In a forum with health workers in line with the Philippine International AIDS Candlelight Memorial 2018, Daryl Lucian Bautista from the Health Control Division of DOLE said “employees are encouraged to know their HIV status but they should not be forced by their employers.”
“Compulsory HIV testing in the workplace as well as in other institutions is strictly prohibited under our Constitution,” he said.
Under Republic Act 8504 otherwise known as Philippine AIDS Prevention and Control Act of 1998, discrimination in the workplace is “any form from pre-employment to post-employment including hiring, promotion or assignment, based on the actual, perceived or suspected HIV status of an individual.”

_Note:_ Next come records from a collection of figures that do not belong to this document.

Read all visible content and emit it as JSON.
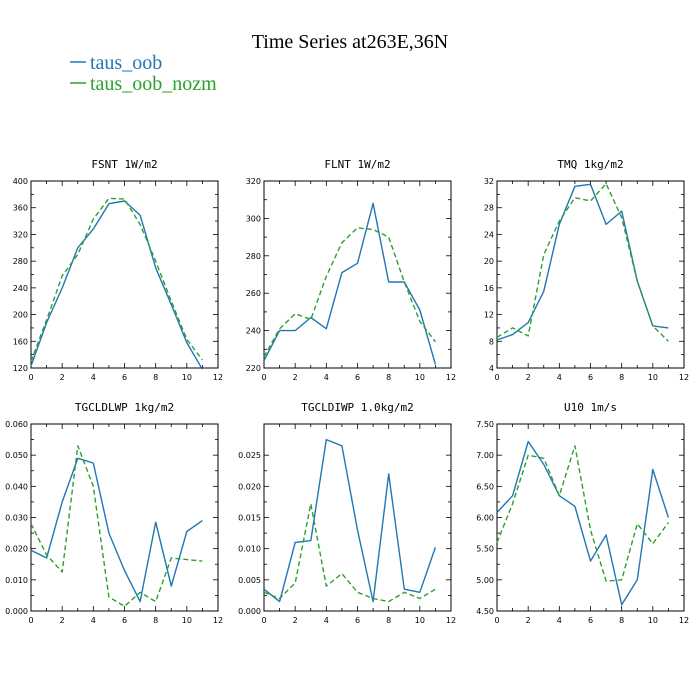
{
  "figure": {
    "title": "Time Series at263E,36N"
  },
  "legend": [
    {
      "name": "taus_oob",
      "color": "#1f77b4"
    },
    {
      "name": "taus_oob_nozm",
      "color": "#2ca02c"
    }
  ],
  "chart_data": [
    {
      "type": "line",
      "title": "FSNT   1W/m2",
      "xlim": [
        0,
        12
      ],
      "ylim": [
        120,
        400
      ],
      "xticks": [
        0,
        2,
        4,
        6,
        8,
        10,
        12
      ],
      "yticks": [
        120,
        160,
        200,
        240,
        280,
        320,
        360,
        400
      ],
      "ytick_labels": [
        "120",
        "160",
        "200",
        "240",
        "280",
        "320",
        "360",
        "400"
      ],
      "x": [
        0,
        1,
        2,
        3,
        4,
        5,
        6,
        7,
        8,
        9,
        10,
        11
      ],
      "series": [
        {
          "name": "taus_oob",
          "color": "#1f77b4",
          "dash": "",
          "values": [
            123,
            188,
            240,
            300,
            328,
            366,
            370,
            349,
            270,
            215,
            158,
            118
          ]
        },
        {
          "name": "taus_oob_nozm",
          "color": "#2ca02c",
          "dash": "5,3",
          "values": [
            130,
            192,
            258,
            290,
            343,
            374,
            373,
            335,
            280,
            220,
            163,
            132
          ]
        }
      ]
    },
    {
      "type": "line",
      "title": "FLNT   1W/m2",
      "xlim": [
        0,
        12
      ],
      "ylim": [
        220,
        320
      ],
      "xticks": [
        0,
        2,
        4,
        6,
        8,
        10,
        12
      ],
      "yticks": [
        220,
        240,
        260,
        280,
        300,
        320
      ],
      "ytick_labels": [
        "220",
        "240",
        "260",
        "280",
        "300",
        "320"
      ],
      "x": [
        0,
        1,
        2,
        3,
        4,
        5,
        6,
        7,
        8,
        9,
        10,
        11
      ],
      "series": [
        {
          "name": "taus_oob",
          "color": "#1f77b4",
          "dash": "",
          "values": [
            224,
            240,
            240,
            247,
            241,
            271,
            276,
            308,
            266,
            266,
            251,
            222
          ]
        },
        {
          "name": "taus_oob_nozm",
          "color": "#2ca02c",
          "dash": "5,3",
          "values": [
            226,
            241,
            249,
            246,
            269,
            287,
            295,
            294,
            290,
            266,
            245,
            234
          ]
        }
      ]
    },
    {
      "type": "line",
      "title": "TMQ   1kg/m2",
      "xlim": [
        0,
        12
      ],
      "ylim": [
        4,
        32
      ],
      "xticks": [
        0,
        2,
        4,
        6,
        8,
        10,
        12
      ],
      "yticks": [
        4,
        8,
        12,
        16,
        20,
        24,
        28,
        32
      ],
      "ytick_labels": [
        "4",
        "8",
        "12",
        "16",
        "20",
        "24",
        "28",
        "32"
      ],
      "x": [
        0,
        1,
        2,
        3,
        4,
        5,
        6,
        7,
        8,
        9,
        10,
        11
      ],
      "series": [
        {
          "name": "taus_oob",
          "color": "#1f77b4",
          "dash": "",
          "values": [
            8.2,
            9.0,
            10.8,
            15.5,
            25.5,
            31.2,
            31.5,
            25.5,
            27.5,
            17.0,
            10.3,
            10.0
          ]
        },
        {
          "name": "taus_oob_nozm",
          "color": "#2ca02c",
          "dash": "5,3",
          "values": [
            8.6,
            10.0,
            8.8,
            21.0,
            26.0,
            29.5,
            29.0,
            31.6,
            26.5,
            17.0,
            10.3,
            8.0
          ]
        }
      ]
    },
    {
      "type": "line",
      "title": "TGCLDLWP   1kg/m2",
      "xlim": [
        0,
        12
      ],
      "ylim": [
        0,
        0.06
      ],
      "xticks": [
        0,
        2,
        4,
        6,
        8,
        10,
        12
      ],
      "yticks": [
        0,
        0.01,
        0.02,
        0.03,
        0.04,
        0.05,
        0.06
      ],
      "ytick_labels": [
        "0.000",
        "0.010",
        "0.020",
        "0.030",
        "0.040",
        "0.050",
        "0.060"
      ],
      "x": [
        0,
        1,
        2,
        3,
        4,
        5,
        6,
        7,
        8,
        9,
        10,
        11
      ],
      "series": [
        {
          "name": "taus_oob",
          "color": "#1f77b4",
          "dash": "",
          "values": [
            0.0195,
            0.017,
            0.035,
            0.049,
            0.0475,
            0.025,
            0.013,
            0.003,
            0.0285,
            0.008,
            0.0255,
            0.029
          ]
        },
        {
          "name": "taus_oob_nozm",
          "color": "#2ca02c",
          "dash": "5,3",
          "values": [
            0.028,
            0.018,
            0.0125,
            0.053,
            0.04,
            0.0045,
            0.0015,
            0.006,
            0.003,
            0.017,
            0.0165,
            0.016
          ]
        }
      ]
    },
    {
      "type": "line",
      "title": "TGCLDIWP   1.0kg/m2",
      "xlim": [
        0,
        12
      ],
      "ylim": [
        0,
        0.03
      ],
      "xticks": [
        0,
        2,
        4,
        6,
        8,
        10,
        12
      ],
      "yticks": [
        0,
        0.005,
        0.01,
        0.015,
        0.02,
        0.025
      ],
      "ytick_labels": [
        "0.000",
        "0.005",
        "0.010",
        "0.015",
        "0.020",
        "0.025"
      ],
      "x": [
        0,
        1,
        2,
        3,
        4,
        5,
        6,
        7,
        8,
        9,
        10,
        11
      ],
      "series": [
        {
          "name": "taus_oob",
          "color": "#1f77b4",
          "dash": "",
          "values": [
            0.0035,
            0.0015,
            0.011,
            0.0113,
            0.0275,
            0.0265,
            0.013,
            0.0015,
            0.022,
            0.0035,
            0.003,
            0.0102
          ]
        },
        {
          "name": "taus_oob_nozm",
          "color": "#2ca02c",
          "dash": "5,3",
          "values": [
            0.003,
            0.002,
            0.0045,
            0.0172,
            0.004,
            0.006,
            0.003,
            0.002,
            0.0015,
            0.003,
            0.002,
            0.0035
          ]
        }
      ]
    },
    {
      "type": "line",
      "title": "U10   1m/s",
      "xlim": [
        0,
        12
      ],
      "ylim": [
        4.5,
        7.5
      ],
      "xticks": [
        0,
        2,
        4,
        6,
        8,
        10,
        12
      ],
      "yticks": [
        4.5,
        5.0,
        5.5,
        6.0,
        6.5,
        7.0,
        7.5
      ],
      "ytick_labels": [
        "4.50",
        "5.00",
        "5.50",
        "6.00",
        "6.50",
        "7.00",
        "7.50"
      ],
      "x": [
        0,
        1,
        2,
        3,
        4,
        5,
        6,
        7,
        8,
        9,
        10,
        11
      ],
      "series": [
        {
          "name": "taus_oob",
          "color": "#1f77b4",
          "dash": "",
          "values": [
            6.08,
            6.35,
            7.22,
            6.85,
            6.35,
            6.18,
            5.3,
            5.72,
            4.6,
            5.0,
            6.77,
            6.0
          ]
        },
        {
          "name": "taus_oob_nozm",
          "color": "#2ca02c",
          "dash": "5,3",
          "values": [
            5.6,
            6.22,
            7.0,
            6.95,
            6.35,
            7.15,
            5.8,
            4.98,
            5.0,
            5.9,
            5.58,
            5.92
          ]
        }
      ]
    }
  ]
}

Bautista also noted that the law also penalizes any educational institution that “refuses admission or expel, discipline, segregate, deny participation, benefits or services to a student or prospective student on the basis of his/her actual, perceived or suspected HIV status.”
In the forum, Philippine Shell Petroleum Corp. country health manager Rosalie Rivera said her firm “encourages its employees to undergo HIV testing and assure them that they will handle the results with confidentiality.”
For his part, Maritime Academy of Asia and the Pacific president Vice Admiral Eduardo Santos told forum participants that “in our school, we do not tolerate discrimination on our HIV positive students. We do not isolate them and we let them participate in our activities.”
The forum’s theme was “Policy Dissemination on HIV in the Workplace and National Measles Supplemental Immunization.”